Say what you want about The New York Times -- actually, don't say what you want -- the paper does have some great resources at its disposal. One of my favorite features is their city journal. That's where stringers and foreign correspondents file slice-of-life reports from exotic locales. This week the Times had a report from Chimayo, New Mexico, with a rather provocative headline: "A Pastor Begs to Differ With Flock on Miracles." Reporter Erik Eckholm's story is brief and you should read the whole thing, but here is how it begins:
"It's not the dirt that makes the miracles!" the Rev. Casimiro Roca said with exasperation.
True, discarded crutches line a wall inside the Santuario de Chimayo, a small adobe church in this village of northern New Mexico known as the Lourdes of America.
True, tens of thousands of pilgrims walk eight miles or more to the shrine on Good Friday, some bearing heavy crosses and others approaching on their knees. Scores of people visit every day the rest of the year, many hoping to cure diseases or disabilities with prayer, holy water and, most famously, the healing dirt, which visitors collect from a hole in the floor inside the church.
What a fantastic lede. Clearly we're dealing with Penitentes here! Considering the media interest in flashy religion stories, I'm surprised we don't get more coverage of them. Growing up in Colorado, I didn't realize they were such a small group but apparently Penitentes only exist in southern Colorado and northern New Mexico. They are known for their self-flagellation and Holy Week processions. They used to be known for their mock crucifixions. When I lived in Colorado we studied them more in an historic context but while their numbers have dwindled from the 19th century, they still exist.
Sure enough, Eckholm explains that the original chapel was constructed by Penitentes. It fell into disrepair and Father Roca devoted his life to rebuilding the sanctuary -- including the hole -- and creating the shrine and gift shop. The gift shop sells plastic containers of "blessed dirt" and holy water, by the way. The story is rich with detail and begins to paint a picture of Father Roca:
Few leave without some of the reddish soil, scooped from the 18-inch-wide "posito," or well, that is continually replenished -- by a caretaker, Father Roca is quick to explain, despite rumors over the years that the pit was refilled by divine intervention.
He pointed to the small building nearby where trucked-in dirt is stored. "I even have to buy clean dirt!" he complained.
Eckholm interviews two of the visitors who take dirt and water home in hope of healing.

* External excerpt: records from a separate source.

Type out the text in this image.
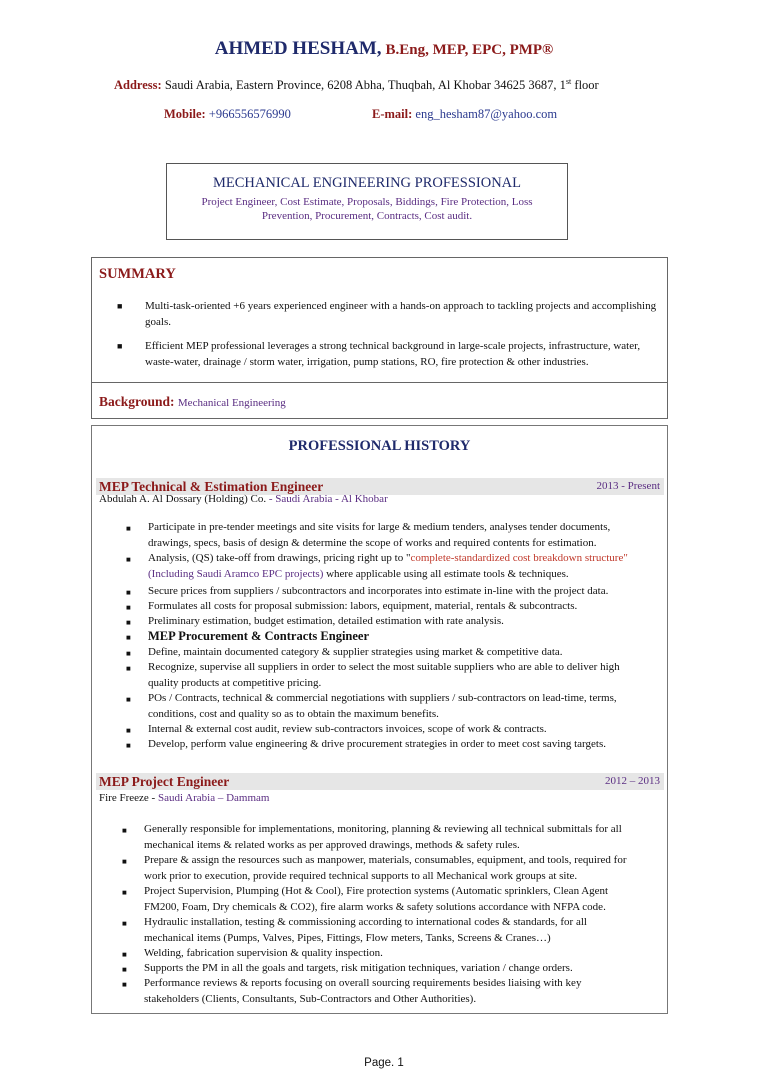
AHMED HESHAM, B.Eng, MEP, EPC, PMP®
Address: Saudi Arabia, Eastern Province, 6208 Abha, Thuqbah, Al Khobar 34625 3687, 1st floor
Mobile: +966556576990	E-mail: eng_hesham87@yahoo.com
MECHANICAL ENGINEERING PROFESSIONAL
Project Engineer, Cost Estimate, Proposals, Biddings, Fire Protection, Loss Prevention, Procurement, Contracts, Cost audit.
SUMMARY
■ Multi-task-oriented +6 years experienced engineer with a hands-on approach to tackling projects and accomplishing goals.
■ Efficient MEP professional leverages a strong technical background in large-scale projects, infrastructure, water, waste-water, drainage / storm water, irrigation, pump stations, RO, fire protection & other industries.
Background: Mechanical Engineering
PROFESSIONAL HISTORY
MEP Technical & Estimation Engineer	2013 - Present
Abdulah A. Al Dossary (Holding) Co. - Saudi Arabia - Al Khobar
■ Participate in pre-tender meetings and site visits for large & medium tenders, analyses tender documents, drawings, specs, basis of design & determine the scope of works and required contents for estimation.
■ Analysis, (QS) take-off from drawings, pricing right up to "complete-standardized cost breakdown structure" (Including Saudi Aramco EPC projects) where applicable using all estimate tools & techniques.
■ Secure prices from suppliers / subcontractors and incorporates into estimate in-line with the project data.
■ Formulates all costs for proposal submission: labors, equipment, material, rentals & subcontracts.
■ Preliminary estimation, budget estimation, detailed estimation with rate analysis.
■ MEP Procurement & Contracts Engineer
■ Define, maintain documented category & supplier strategies using market & competitive data.
■ Recognize, supervise all suppliers in order to select the most suitable suppliers who are able to deliver high quality products at competitive pricing.
■ POs / Contracts, technical & commercial negotiations with suppliers / sub-contractors on lead-time, terms, conditions, cost and quality so as to obtain the maximum benefits.
■ Internal & external cost audit, review sub-contractors invoices, scope of work & contracts.
■ Develop, perform value engineering & drive procurement strategies in order to meet cost saving targets.
MEP Project Engineer	2012 – 2013
Fire Freeze - Saudi Arabia – Dammam
■ Generally responsible for implementations, monitoring, planning & reviewing all technical submittals for all mechanical items & related works as per approved drawings, methods & safety rules.
■ Prepare & assign the resources such as manpower, materials, consumables, equipment, and tools, required for work prior to execution, provide required technical supports to all Mechanical work groups at site.
■ Project Supervision, Plumping (Hot & Cool), Fire protection systems (Automatic sprinklers, Clean Agent FM200, Foam, Dry chemicals & CO2), fire alarm works & safety solutions accordance with NFPA code.
■ Hydraulic installation, testing & commissioning according to international codes & standards, for all mechanical items (Pumps, Valves, Pipes, Fittings, Flow meters, Tanks, Screens & Cranes…)
■ Welding, fabrication supervision & quality inspection.
■ Supports the PM in all the goals and targets, risk mitigation techniques, variation / change orders.
■ Performance reviews & reports focusing on overall sourcing requirements besides liaising with key stakeholders (Clients, Consultants, Sub-Contractors and Other Authorities).
Page. 1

Rosa Salazar, whose husband has cancer, reported that after rubbing dirt on her husband's chest and feet -- and praying -- his latest CAT scan looked better.
Father Roca believes in miracles, too, but, he said, "They are the work of the Good Lord."
"I always tell people that I have no faith in the dirt, I have faith in the Lord," he said. "But people can believe what they want."
For all the stories we get about weeping statues and apparitions of the Blessed Mother or, um, Virgin Mary pretzels being sold on eBay, it's rare to see this side of the story reported on. The one question I felt was unanswered was what, specifically, Roca is doing to correct parishioners' and visitors' misguided views
As for the dirt, the best-known attraction of his busy little church, he said: "I don't like to think about it. People come here not for the crucifix but for the dirt, and some people even sell it."
Mrs. Salazar, the believer in its healing power, said she knew nothing of Father Roca's vexation. "I think the dirt gets blessed by the priests, doesn't it?" she asked.
The story is so brief that it's possible that too much would have been lost by delving into what the priest tells his flock and the visitors to his chapel. Still, it is a curious missing piece. But the article does provide other rich details that make the story come alive.